Лантень. Я республиканец, как и сам папа. Это значит, что я соблюдаю мир и не вступаю в войну с республиканским правительством. Но мир еще не любовь. Я не люблю республики.
Бержере. Догадываюсь о причинах. Вы ставите ей в упрек неприязнь к духовенству и свободомыслие.
Лантень. Разумеется, я ставлю ей в упрек безбожие и враждебное отношение к священникам. Но и безбожие и враждебность не обязательно ей присущи. Они — от республиканцев, не от республики. Они ослабевают и усиливаются в зависимости от перемены лиц. Сегодня они меньше, чем были вчера. Завтра, возможно, возрастут. Возможно, наступит день, когда их не будет вовсе, как не было их в правление маршала Мак-Магона {42} или по крайней мере при первых притворных шагах этого президента и при обманувшем нас правительстве шестнадцатого мая {43}. Они от людей, а не от порядка вещей. Но даже если бы республика и чтила религию и ее служителей, я все же ненавидел бы ее.
Бержере. За что?
Лантень. За многоликость. Это — ее исконный порок.
Бержере. Я не совсем вас понимаю, господин аббат.
Лантень. Все оттого, что у вас не богословский ум. В прежние времена богословие накладывало свой отпечаток даже на мирян. В тетрадях, сохранявшихся у них со школьных лет, они черпали основные понятия философии. Особенно справедливо это по отношению к людям семнадцатого века. Тогда всякий образованный человек, даже поэт, умел философски мыслить. «Федра» Расина опиралась на учение Пор-Рояля {44}. Теперь же, когда богословие загнано в семинарии, никто уже не умеет философски мыслить, и светские люди теперь почти так же глупы, как поэты и ученые. Ведь говорил же мне вчера господин де Термондр, с полным убеждением в своей правоте, будто церковь и государство должны сделать взаимные уступки. Люди теперь ничего не знают, ни о чем не думают. Пустые слова зря колеблют воздух. Мы живем в Вавилоне. Вот и вы, господин Бержере, гораздо больше занимались Вольтером, чем святым Фомой {45}.
Бержере. Это правда. Но вы как будто говорили, что республика многолика и что в этом ее исконный порок? Очень прошу вас пояснить вашу мысль. Может быть, я и пойму. В богословии я смыслю больше, чем вы полагаете. Я читал Барония {46} с пером в руке.
Лантень. Бароний только летописец, правда, величайший; я уверен, что вы сумели вычитать у него лишь исторические анекдоты. Будь вы хоть в какой-то мере богословом, вас нисколько не удивили бы и не смутили мои слова.

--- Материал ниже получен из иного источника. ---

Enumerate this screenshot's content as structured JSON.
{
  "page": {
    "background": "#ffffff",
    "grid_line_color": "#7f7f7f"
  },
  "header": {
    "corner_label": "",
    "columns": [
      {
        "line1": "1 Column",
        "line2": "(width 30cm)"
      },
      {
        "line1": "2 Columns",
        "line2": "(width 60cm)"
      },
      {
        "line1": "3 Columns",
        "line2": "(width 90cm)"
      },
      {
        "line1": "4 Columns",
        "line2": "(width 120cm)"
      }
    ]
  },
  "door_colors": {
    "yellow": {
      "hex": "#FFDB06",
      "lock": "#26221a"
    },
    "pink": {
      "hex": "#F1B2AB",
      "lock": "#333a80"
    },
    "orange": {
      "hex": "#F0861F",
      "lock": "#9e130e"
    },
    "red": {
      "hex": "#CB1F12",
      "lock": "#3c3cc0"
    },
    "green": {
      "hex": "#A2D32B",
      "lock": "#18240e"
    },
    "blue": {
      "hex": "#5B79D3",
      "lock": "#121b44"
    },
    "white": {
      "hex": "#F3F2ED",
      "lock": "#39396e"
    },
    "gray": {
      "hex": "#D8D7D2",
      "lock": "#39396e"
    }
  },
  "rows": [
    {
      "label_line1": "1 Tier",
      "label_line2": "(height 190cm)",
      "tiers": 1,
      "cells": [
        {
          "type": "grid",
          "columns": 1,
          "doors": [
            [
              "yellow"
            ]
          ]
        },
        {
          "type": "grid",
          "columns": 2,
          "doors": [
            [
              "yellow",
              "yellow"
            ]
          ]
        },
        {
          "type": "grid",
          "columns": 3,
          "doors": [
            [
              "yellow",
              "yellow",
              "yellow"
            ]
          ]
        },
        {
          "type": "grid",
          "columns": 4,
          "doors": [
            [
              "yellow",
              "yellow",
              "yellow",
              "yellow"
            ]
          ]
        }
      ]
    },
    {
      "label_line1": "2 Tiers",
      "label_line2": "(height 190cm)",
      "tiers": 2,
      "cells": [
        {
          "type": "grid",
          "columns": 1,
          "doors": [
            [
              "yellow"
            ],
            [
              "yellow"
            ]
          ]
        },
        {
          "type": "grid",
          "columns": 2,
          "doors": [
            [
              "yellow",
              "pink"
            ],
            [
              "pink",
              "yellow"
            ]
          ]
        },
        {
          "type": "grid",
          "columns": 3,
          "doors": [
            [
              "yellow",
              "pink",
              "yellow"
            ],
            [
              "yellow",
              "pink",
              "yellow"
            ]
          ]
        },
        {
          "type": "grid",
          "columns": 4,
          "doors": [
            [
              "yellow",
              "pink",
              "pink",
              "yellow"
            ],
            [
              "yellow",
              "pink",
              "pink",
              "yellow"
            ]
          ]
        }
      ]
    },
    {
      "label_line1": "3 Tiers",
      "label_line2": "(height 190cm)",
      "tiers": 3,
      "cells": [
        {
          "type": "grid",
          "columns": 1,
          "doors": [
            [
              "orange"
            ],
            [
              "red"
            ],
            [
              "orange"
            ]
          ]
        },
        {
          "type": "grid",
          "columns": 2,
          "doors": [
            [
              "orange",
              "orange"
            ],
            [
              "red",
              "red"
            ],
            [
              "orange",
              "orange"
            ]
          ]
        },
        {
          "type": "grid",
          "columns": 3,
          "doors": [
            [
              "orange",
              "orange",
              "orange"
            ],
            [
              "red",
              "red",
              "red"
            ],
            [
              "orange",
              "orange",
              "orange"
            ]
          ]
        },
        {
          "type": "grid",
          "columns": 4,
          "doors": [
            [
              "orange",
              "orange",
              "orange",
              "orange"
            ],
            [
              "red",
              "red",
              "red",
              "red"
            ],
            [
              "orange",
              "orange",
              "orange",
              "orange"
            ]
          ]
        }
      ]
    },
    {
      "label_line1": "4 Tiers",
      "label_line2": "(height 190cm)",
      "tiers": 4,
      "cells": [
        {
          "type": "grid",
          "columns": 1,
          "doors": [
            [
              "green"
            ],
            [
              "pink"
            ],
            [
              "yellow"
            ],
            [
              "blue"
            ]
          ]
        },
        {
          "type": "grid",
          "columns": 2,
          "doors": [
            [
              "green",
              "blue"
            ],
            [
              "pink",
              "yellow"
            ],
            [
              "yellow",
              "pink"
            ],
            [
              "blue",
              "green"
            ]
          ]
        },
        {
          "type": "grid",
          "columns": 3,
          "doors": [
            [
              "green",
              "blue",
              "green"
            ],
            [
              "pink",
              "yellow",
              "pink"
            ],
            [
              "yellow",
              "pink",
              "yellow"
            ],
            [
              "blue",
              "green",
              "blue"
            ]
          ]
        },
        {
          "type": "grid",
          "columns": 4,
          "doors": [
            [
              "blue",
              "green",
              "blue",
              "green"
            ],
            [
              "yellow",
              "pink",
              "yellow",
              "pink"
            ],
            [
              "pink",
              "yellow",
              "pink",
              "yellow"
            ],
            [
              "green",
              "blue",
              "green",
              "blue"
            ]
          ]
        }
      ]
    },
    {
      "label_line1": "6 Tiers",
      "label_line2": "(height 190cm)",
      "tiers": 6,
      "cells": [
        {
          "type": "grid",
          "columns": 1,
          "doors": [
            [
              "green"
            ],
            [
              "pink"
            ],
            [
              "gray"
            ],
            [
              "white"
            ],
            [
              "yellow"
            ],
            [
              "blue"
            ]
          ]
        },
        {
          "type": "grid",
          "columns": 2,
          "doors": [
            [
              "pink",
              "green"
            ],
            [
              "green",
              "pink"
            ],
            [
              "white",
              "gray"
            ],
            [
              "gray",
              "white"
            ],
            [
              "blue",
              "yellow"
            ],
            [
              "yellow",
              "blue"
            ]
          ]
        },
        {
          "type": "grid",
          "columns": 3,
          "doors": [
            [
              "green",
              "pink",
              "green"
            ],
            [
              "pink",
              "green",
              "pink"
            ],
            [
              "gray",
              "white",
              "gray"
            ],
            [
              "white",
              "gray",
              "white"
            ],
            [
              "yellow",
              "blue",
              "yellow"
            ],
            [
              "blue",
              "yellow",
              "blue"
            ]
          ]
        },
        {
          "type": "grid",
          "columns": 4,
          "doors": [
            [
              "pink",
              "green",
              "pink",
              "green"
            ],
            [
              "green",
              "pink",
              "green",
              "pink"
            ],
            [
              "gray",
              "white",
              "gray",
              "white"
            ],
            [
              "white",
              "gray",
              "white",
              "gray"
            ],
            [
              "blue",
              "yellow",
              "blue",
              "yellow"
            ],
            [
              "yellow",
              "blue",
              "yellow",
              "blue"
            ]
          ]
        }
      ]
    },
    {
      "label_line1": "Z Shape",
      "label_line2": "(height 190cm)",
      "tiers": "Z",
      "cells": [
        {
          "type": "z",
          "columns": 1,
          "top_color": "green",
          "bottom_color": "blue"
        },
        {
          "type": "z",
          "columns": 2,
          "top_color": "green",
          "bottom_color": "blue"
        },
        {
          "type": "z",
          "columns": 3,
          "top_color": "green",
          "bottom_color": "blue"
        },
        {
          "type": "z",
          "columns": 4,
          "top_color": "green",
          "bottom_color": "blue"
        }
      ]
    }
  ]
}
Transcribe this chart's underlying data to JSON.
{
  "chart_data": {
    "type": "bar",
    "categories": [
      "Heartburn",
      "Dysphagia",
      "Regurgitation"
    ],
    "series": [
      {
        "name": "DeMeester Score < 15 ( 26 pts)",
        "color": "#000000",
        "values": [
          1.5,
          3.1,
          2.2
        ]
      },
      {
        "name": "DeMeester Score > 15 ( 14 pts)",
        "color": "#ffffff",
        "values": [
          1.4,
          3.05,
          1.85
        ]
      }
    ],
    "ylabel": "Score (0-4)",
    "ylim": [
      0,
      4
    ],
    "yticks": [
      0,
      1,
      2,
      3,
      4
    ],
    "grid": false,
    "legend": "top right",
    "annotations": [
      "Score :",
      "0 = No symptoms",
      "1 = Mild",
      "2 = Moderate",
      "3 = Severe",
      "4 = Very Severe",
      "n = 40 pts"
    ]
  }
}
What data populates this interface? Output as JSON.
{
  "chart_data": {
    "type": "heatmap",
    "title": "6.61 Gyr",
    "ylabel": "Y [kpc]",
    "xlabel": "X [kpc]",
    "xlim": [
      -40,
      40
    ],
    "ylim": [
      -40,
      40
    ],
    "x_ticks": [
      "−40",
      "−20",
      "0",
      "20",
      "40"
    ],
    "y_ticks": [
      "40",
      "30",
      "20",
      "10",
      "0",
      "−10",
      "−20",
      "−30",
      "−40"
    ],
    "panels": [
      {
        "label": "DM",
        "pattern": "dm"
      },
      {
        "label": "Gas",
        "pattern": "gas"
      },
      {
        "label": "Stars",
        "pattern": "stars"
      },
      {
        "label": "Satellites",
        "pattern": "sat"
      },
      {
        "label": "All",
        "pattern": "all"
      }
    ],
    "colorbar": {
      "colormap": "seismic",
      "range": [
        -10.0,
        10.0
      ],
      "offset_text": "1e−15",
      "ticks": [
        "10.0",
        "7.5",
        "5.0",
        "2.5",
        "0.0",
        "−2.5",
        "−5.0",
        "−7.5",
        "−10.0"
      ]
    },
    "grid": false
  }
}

Многоликость отвратительна. Зло всегда многолико. Это же свойство присуще и республиканскому образу правления, более далекому от единства, чем всякий другой. А где нет единства, там нет и независимости, нет постоянства и силы, нет и понимания окружающего. Об этом правительстве можно сказать, что оно само не ведает, что творит. Хотя оно и существует нам в наказание, долго оно не просуществует. Ибо понятие долговечности включает в себя понятие тождества, а республика, что ни день, меняется. Даже ее мерзость и пороки не принадлежат ей. Вы сами видели, что они ее не позорят. Срам и позор, которые сгубили бы самую могучую империю в мире, покрывают республику, а она не потерпела от этого никакого ущерба. Она нерушима, ибо она сама — разрушение. Она — разъединенность, она — непостоянство, она — многоликость, она — зло.
Бержере. Вы говорите о республике вообще или только о нашей?
Лантень. Разумеется, я не имею в виду ни Римской, ни Батавской, ни Гельветической республики {47}, а только Французскую республику. Ибо у всех этих государств нет ничего общего, кроме названия, и не подумайте, пожалуйста, что я сужу о них по тому слову, которым их обозначают, или по тому, что они как будто все одинаково враждебны монархии, что само по себе еще, пожалуй, не предосудительно; но во Франции республика не что иное, как отсутствие монарха и недостаток сильной власти. Народ же был дряхл уже в то время, когда произвели ампутацию, и теперь приходится опасаться за его жизнь.
Бержере. Как-никак Франция уже на двадцать семь лет пережила империю, на сорок восемь — буржуазную монархию и на шестьдесят шесть — легитимную монархию.